A ne pas être sur le pouvoir, ce collectif dégage une puissance contaminante qui autorise bien des porosités. C’est ainsi que je navigue du couple, à Pôle Emploi, à la famille, à la relation pédagogique, à la reconversion, sans avoir une seule fois l’impression d’être dispersé et manipulé. D’autant plus que pendant que certains jouent, d’autres observent. C’est toujours contenu, jamais sous contrôle. Avec eux, tout se relie, tout se traverse : leurs corps d’acteur captent, restituent, subliment. Ce sont des artistes populaires.

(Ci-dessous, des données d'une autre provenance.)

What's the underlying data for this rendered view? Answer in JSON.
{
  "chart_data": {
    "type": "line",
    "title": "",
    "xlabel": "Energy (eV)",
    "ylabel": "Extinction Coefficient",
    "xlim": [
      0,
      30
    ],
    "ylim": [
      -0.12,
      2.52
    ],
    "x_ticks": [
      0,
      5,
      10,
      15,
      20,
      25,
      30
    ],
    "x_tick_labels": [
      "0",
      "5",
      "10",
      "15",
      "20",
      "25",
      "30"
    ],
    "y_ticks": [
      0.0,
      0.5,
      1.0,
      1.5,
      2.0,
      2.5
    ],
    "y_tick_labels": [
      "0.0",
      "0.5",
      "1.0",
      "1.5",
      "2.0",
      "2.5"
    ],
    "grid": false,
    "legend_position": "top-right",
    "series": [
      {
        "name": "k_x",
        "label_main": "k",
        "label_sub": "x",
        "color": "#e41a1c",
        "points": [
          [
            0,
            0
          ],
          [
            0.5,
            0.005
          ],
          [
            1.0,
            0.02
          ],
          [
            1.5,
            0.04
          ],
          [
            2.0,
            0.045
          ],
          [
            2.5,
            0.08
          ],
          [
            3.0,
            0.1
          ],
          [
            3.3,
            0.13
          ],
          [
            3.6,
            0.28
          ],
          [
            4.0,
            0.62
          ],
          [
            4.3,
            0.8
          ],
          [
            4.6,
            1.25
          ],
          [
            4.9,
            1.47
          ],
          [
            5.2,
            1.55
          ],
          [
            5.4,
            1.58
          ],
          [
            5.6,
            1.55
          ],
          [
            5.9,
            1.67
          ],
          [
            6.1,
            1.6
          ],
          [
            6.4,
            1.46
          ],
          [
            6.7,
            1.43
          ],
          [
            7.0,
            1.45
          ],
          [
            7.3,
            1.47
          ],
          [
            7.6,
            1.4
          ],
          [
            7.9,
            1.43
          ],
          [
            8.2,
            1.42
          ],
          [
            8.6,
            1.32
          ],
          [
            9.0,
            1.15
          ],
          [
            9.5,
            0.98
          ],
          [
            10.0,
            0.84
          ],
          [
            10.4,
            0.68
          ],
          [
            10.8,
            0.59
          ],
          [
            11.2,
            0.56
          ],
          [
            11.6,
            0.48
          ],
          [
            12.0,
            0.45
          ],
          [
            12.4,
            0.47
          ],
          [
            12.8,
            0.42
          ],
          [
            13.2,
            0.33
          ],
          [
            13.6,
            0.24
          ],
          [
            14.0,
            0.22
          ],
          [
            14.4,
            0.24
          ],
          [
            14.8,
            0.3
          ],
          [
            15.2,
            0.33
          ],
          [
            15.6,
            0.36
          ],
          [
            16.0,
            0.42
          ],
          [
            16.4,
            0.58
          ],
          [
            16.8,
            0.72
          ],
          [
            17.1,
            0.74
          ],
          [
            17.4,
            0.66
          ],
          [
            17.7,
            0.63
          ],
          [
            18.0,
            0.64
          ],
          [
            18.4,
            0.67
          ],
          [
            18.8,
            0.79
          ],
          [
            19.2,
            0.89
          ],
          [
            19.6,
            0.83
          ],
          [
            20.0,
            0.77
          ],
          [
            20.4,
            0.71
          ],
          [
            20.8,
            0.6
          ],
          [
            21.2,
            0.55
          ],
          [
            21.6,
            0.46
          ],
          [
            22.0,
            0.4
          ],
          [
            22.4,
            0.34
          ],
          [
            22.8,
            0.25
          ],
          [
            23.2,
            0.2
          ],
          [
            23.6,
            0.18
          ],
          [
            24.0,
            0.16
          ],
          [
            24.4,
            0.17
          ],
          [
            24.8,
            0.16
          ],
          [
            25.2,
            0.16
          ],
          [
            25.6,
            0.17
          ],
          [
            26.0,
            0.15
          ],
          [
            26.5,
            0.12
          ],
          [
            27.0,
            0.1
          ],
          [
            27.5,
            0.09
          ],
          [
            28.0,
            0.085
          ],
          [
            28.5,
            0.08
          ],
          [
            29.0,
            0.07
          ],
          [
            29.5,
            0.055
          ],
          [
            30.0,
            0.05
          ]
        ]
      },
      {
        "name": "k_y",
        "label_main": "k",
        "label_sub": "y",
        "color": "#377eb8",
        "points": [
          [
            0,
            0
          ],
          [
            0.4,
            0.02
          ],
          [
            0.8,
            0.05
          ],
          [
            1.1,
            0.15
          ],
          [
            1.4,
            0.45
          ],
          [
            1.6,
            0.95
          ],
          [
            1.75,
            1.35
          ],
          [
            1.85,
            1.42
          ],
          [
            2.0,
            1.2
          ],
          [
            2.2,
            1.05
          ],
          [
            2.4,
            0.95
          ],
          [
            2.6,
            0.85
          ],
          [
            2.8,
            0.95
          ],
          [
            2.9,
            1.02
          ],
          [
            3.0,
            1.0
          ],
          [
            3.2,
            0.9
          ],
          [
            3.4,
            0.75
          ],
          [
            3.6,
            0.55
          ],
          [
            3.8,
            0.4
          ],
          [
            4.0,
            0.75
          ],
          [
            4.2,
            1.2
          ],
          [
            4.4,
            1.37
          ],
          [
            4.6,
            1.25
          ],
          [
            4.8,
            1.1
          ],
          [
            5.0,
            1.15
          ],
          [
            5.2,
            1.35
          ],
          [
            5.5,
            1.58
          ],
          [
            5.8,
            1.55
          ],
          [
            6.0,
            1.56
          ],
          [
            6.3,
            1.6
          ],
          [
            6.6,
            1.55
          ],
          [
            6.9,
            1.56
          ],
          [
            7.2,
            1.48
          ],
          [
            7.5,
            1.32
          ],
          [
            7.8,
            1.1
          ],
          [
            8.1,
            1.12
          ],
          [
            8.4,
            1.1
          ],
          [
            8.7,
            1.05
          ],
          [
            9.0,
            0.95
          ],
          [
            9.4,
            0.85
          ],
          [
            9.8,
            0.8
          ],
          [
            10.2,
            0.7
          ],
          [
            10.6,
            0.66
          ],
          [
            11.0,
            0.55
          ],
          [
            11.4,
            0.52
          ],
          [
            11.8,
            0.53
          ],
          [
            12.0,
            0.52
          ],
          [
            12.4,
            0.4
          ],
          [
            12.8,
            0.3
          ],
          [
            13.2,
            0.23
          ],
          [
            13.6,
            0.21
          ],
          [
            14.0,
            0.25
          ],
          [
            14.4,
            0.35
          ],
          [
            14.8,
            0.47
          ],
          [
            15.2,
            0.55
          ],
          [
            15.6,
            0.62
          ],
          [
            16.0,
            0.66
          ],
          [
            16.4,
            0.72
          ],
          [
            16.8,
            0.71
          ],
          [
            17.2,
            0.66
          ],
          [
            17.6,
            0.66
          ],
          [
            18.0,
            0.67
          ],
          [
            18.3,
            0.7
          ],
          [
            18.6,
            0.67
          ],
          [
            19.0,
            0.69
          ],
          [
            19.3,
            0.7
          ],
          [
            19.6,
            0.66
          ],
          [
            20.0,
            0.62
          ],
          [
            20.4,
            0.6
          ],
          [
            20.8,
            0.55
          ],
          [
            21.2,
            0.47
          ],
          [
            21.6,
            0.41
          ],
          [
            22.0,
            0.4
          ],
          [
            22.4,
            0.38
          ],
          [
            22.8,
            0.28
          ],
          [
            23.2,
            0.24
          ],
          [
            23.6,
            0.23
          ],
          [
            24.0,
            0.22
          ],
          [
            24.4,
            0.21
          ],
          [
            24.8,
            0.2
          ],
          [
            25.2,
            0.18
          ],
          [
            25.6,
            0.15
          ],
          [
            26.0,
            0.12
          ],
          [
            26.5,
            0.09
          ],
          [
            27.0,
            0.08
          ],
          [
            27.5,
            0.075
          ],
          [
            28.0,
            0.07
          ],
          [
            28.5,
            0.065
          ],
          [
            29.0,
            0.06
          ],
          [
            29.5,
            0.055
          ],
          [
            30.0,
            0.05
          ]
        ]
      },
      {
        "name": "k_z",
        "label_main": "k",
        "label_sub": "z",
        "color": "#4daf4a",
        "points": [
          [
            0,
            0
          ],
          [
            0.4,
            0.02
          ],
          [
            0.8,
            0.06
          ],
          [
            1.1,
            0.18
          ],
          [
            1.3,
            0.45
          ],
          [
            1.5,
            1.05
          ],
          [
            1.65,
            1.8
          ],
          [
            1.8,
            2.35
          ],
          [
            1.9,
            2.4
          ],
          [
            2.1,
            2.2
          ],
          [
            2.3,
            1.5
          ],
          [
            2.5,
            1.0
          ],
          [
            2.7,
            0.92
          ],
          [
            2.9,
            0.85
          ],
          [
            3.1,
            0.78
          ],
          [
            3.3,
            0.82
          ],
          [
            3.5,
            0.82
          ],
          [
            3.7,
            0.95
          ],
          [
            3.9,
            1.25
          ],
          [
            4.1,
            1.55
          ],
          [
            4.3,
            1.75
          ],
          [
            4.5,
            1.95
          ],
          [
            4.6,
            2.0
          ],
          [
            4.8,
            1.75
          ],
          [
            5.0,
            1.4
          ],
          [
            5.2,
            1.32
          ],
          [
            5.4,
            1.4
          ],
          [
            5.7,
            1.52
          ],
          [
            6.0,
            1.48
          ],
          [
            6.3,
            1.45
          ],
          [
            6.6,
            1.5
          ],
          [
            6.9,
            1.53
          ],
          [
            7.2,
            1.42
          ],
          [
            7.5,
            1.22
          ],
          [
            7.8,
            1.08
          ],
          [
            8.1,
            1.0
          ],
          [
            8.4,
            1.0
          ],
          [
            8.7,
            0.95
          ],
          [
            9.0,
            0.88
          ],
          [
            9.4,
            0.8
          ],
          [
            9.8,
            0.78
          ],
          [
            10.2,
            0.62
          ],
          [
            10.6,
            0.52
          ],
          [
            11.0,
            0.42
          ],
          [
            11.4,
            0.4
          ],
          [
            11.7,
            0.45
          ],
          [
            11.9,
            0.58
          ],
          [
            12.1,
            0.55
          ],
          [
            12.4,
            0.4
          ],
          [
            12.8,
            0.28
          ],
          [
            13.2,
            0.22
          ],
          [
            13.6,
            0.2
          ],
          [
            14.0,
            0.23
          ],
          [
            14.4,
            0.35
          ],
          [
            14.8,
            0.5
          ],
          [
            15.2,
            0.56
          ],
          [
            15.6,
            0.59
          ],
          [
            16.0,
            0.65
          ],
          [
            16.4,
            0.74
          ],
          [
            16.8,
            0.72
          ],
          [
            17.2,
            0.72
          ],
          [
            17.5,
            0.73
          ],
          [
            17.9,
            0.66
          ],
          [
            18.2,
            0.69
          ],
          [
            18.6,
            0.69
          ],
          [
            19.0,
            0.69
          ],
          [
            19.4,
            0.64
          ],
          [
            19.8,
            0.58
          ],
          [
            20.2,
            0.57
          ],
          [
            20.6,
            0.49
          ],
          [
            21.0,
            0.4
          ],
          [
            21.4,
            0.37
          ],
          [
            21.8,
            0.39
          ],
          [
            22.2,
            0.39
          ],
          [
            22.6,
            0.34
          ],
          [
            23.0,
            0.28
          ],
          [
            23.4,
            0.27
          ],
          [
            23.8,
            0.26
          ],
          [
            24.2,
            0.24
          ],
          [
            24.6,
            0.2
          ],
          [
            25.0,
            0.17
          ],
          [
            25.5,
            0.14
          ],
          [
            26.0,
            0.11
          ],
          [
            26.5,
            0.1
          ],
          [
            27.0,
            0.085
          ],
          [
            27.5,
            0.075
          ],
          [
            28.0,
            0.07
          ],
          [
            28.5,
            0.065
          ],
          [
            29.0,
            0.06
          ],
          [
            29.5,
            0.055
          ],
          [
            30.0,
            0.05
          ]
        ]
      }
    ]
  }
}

Ce collectif aborde le travail par tant d’angles que cela forme une vision. De scène en scène, je le ressens comme un système d’opérations. Il n’est plus un système de valeurs. La pulsion, la mécanique a pris le pas sur l’échange de nos représentations (l’épisode où la jeune sœur, comédienne –sincère Judith Davis– entre en conflit avec son beau-frère robotisé par son entreprise, est sur ce point saisissant!). Même le couple importe dans ses jeux amoureux, l’opérationnalité du travail. Tout est contaminé jusqu’au système absurde de Pôle Emploi (instant drôle et tragique où Claire Dumas incarne un conseiller), pris dans un engrenage de procédures qu’il ne supervise plus. L’opération a pris le pouvoir sur le système de pensée censé le réguler. Le corps et l’esprit sont déconnectés si bien que le biologique lâche (à l’image de la troublante scène où Nadir Legrand – acteur exceptionnel- ne se contrôle plus), à moins qu’il ne soit matière de travail (la danse de Mélanie Bestel avec son mari n’est qu’une succession de gestes sans rapport avec le  propos…). Le collectif élargit sa focale jusqu’au système culturel responsable d’instrumentaliser la poésie à des fins de communication pour cacher la misère sociale à partir de «matières» produites par des acteurs de plus en plus précarisés (avez-vous remarqué le nombre de lieux culturels qui se nomment «Fabrique», «Atelier», voire même «Usine»?).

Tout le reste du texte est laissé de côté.